Thinking of Food on World Population Day

Thinking of Food on World Population Day


UN Population Fund

Today is World Population Day, an appropriate day to reflect upon the sustainability of our growing world population. While this year’s theme, “Adolescent Pregnancy,” addresses an important issue, Brighter Green is also interested in the consumption habits of the growing world population – a topic that has not been the focus of a World Population Day since it was established back in 1989. The impact of global food consumption alone has massive repercussions for the climate, food security, fresh water supplies, and the preservation of natural lands.

The world population is currently around 7.1 billion and growing. A few years ago, the UN projected that the world would reach 9.1 billion by 2050, with a 70% increase in demand for agricultural output, though they have since updated their population projections to 9.6 billion people by 2050 – which would logically imply that food output would have to increase even more than 70% by mid-century, based on their previous estimates. But regardless of how accurate this new projection turns out to be, certainly the world population will continue to grow and global food systems will be pushed increasingly hard to produce more food.

One of the reasons why the demand for agricultural output is increasing at a higher rate than population growth is because global diets are rapidly shifting to resource-intensive foods, such as meat, eggs, and dairy, which require much more water and agricultural land.
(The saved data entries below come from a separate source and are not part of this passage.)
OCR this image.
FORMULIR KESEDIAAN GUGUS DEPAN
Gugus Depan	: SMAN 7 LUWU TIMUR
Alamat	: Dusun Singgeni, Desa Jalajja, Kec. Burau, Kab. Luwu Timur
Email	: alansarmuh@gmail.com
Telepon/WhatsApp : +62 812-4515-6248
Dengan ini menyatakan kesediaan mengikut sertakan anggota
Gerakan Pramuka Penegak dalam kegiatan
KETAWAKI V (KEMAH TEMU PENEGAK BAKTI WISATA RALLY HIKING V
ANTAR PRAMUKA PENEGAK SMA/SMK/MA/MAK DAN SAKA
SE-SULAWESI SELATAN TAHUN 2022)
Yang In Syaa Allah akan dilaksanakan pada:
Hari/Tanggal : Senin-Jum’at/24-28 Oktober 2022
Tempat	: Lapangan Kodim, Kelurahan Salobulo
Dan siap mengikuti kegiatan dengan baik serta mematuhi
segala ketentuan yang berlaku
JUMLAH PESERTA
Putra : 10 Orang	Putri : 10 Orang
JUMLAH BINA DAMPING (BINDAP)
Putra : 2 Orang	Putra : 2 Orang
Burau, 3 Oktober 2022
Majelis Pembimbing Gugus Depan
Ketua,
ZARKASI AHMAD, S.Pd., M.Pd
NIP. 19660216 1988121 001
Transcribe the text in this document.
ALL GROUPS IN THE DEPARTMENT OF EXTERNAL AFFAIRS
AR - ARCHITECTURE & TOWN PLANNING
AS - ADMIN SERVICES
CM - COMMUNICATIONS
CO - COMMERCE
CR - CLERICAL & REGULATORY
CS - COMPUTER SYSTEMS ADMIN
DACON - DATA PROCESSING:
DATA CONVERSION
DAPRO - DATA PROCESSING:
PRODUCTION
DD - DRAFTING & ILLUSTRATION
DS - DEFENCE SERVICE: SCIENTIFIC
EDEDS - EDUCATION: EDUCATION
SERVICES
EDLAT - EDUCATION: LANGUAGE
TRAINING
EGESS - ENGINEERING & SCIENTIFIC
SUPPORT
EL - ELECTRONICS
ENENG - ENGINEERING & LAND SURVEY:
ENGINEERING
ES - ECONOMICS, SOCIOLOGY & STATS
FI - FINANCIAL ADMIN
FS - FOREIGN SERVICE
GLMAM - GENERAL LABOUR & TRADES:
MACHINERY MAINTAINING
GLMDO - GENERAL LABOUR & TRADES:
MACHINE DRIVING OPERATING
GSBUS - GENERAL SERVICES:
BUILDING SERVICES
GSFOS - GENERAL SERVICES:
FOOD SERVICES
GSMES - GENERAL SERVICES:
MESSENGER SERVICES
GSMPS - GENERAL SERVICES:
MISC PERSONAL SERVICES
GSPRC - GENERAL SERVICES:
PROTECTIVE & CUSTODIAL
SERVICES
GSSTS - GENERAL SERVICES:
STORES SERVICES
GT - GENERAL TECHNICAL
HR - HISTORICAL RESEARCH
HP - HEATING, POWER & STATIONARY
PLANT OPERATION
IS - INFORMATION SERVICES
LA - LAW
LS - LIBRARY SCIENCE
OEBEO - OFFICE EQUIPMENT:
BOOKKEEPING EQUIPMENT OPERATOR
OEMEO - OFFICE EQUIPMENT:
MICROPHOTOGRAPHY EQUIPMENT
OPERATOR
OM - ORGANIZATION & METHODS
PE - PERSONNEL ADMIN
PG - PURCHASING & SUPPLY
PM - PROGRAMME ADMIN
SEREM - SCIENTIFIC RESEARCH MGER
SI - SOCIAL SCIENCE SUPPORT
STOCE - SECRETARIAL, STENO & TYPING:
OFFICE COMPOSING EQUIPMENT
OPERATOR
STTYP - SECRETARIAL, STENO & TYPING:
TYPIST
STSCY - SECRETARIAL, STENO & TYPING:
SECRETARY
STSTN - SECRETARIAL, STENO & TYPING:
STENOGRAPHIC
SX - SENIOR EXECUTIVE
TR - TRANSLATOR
Livestock production currently occupies 70% of all agricultural land, which equates to about 30% of the earth’s ice-free surface. As developing countries start to consume higher levels of animal-based foods, the demand for rangeland and feed crops shoots up.

Expanding food production by 70% or more in the coming decades to meet increasing global demand is problematic if not nearly impossible. Not only has the yield per acre of most major crops leveled out, having approached their biological limits, but climate change is decreasing agricultural productivity and accelerating the encroachment of food production onto forested land. This is a recipe for more climate change, biodiversity loss, and soil erosion.

But as Dawn Moncrief of A Well-Fed World often emphasizes in her organization’s advocacy for a more sustainable global food system, ‘projections are not destiny.’ Just as population growth can be mitigated, so too can global consumption habits, either through public policies or social education. The alternative to active mitigation is a market-driven solution, whereby plant proteins become more popular as the price of animal proteins rise, or a market-driven, Malthusian disaster, in which livestock continues to occupy an increasing share of our food supply – inefficiently cycling livestock feed through animals and rendering our food system incapable of meeting the hunger needs of the world’s population. In the latter case, poor people would be the least food secure because they could not access or afford these high-demand animal-based foods or even other foods grown on the world’s limited arable land.

The World Resource Institute has been addressing the issue of food and sustainability in a series of papers entitled Creating a Sustainable Food Future. It’s first installment calls attention to three important points about food and sustainability for the coming decades: 1) it is necessary to address population and global diet, 2) it will be important to support the livelihoods of small farmers in the developing world, and 3) there is a vital need to decrease the world’s impact on the environment and natural resources in order to maintain adequate food production.

As these and other issues related to global diet and sustainability become more pronounced, global leaders will have no choice but to give the matter greater attention. Who knows, one day we might even have a World Population Day dedicated to what the world population is eating.